Bereits der Prolog wirft viele Fragen auf und erzeugt Spannung. Der Wachmann Martin erhält mitten in der Nach einen mysteriösen Anruf.

Die Kommissarin Jessica Niemi leidet unter psychischen Problemen und wird in einer Auseinandersetzung handgreiflich. Der Vorfall wird von einem Beobachter gefilmt und das Video geht viral. Jessica wird vorläufig beurlaubt. Sie sucht Abstand auf einer zwischen Finnland und Schweden gelegenen Insel. Im Gasthof von Astrid und Åke begegnet sie einer Gruppe älterer Gäste die sich „die Zugvögel“ nennen und die sich jährlich hier treffen. Sie alle sind ehemalige Kinder des Waisenhauses der Insel. Um das Waisenhaus rankt sich eine Legende vom geheimnisvollen Mädchen im blauen Mantel, das noch heute von Leuten gesehen wird. Und dann wird eine der Alten tot aufgefunden. Und sie ist bereits das dritte Opfer, das auf diese Weise ums Leben kam.
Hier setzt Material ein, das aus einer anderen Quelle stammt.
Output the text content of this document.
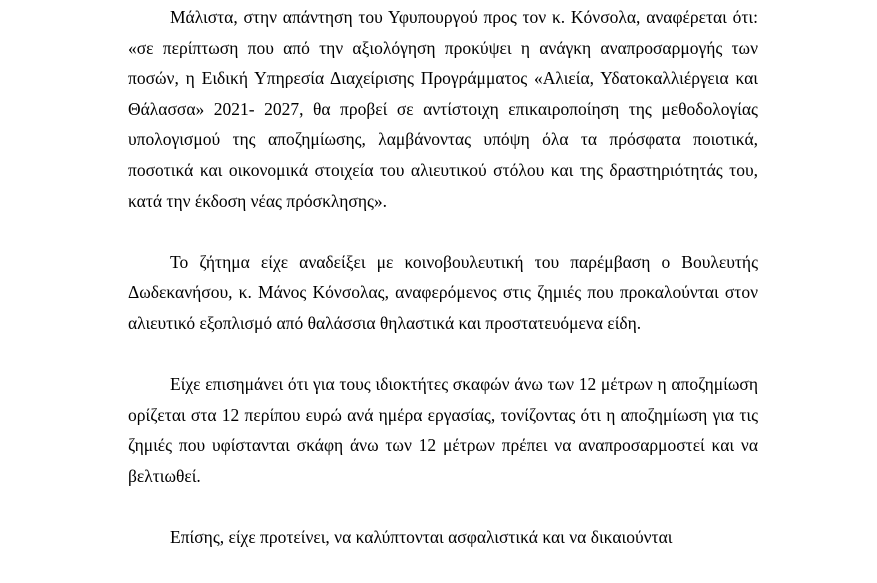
Μάλιστα, στην απάντηση του Υφυπουργού προς τον κ. Κόνσολα, αναφέρεται ότι: «σε περίπτωση που από την αξιολόγηση προκύψει η ανάγκη αναπροσαρμογής των ποσών, η Ειδική Υπηρεσία Διαχείρισης Προγράμματος «Αλιεία, Υδατοκαλλιέργεια και Θάλασσα» 2021- 2027, θα προβεί σε αντίστοιχη επικαιροποίηση της μεθοδολογίας υπολογισμού της αποζημίωσης, λαμβάνοντας υπόψη όλα τα πρόσφατα ποιοτικά, ποσοτικά και οικονομικά στοιχεία του αλιευτικού στόλου και της δραστηριότητάς του, κατά την έκδοση νέας πρόσκλησης».

Το ζήτημα είχε αναδείξει με κοινοβουλευτική του παρέμβαση ο Βουλευτής Δωδεκανήσου, κ. Μάνος Κόνσολας, αναφερόμενος στις ζημιές που προκαλούνται στον αλιευτικό εξοπλισμό από θαλάσσια θηλαστικά και προστατευόμενα είδη.

Είχε επισημάνει ότι για τους ιδιοκτήτες σκαφών άνω των 12 μέτρων η αποζημίωση ορίζεται στα 12 περίπου ευρώ ανά ημέρα εργασίας, τονίζοντας ότι η αποζημίωση για τις ζημιές που υφίστανται σκάφη άνω των 12 μέτρων πρέπει να αναπροσαρμοστεί και να βελτιωθεί.

Επίσης, είχε προτείνει, να καλύπτονται ασφαλιστικά και να δικαιούνται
Max Seeck versteht es perfekt einen dichten Spannungsbogen aufzubauen, der den Leser bis zum Ende fesselt. Sein Schreibstil ist leicht und flüssig zu lesen. Die Protagonisten sind authentisch gezeichnet. Jessica Niemi mochte ich sehr, trotz ihrer Zerrissenheit. Viele Charaktere empfand ich als äußerst interessant. Besonders Astrid und Åke übten auf mich eine besondere Faszination aus. Astrid, die ehemalige Ärztin und Åke, der Philosophiedozent und Liebhaber von Seneca.

Das Ende hat mich überrascht, aber es ist durchaus schlüssig. Und so soll es auch sein. Ein gelungener Krimi, mit zum Teil unheimlicher Atmosphäre und großer Sogwirkung. Temporeich und spannend.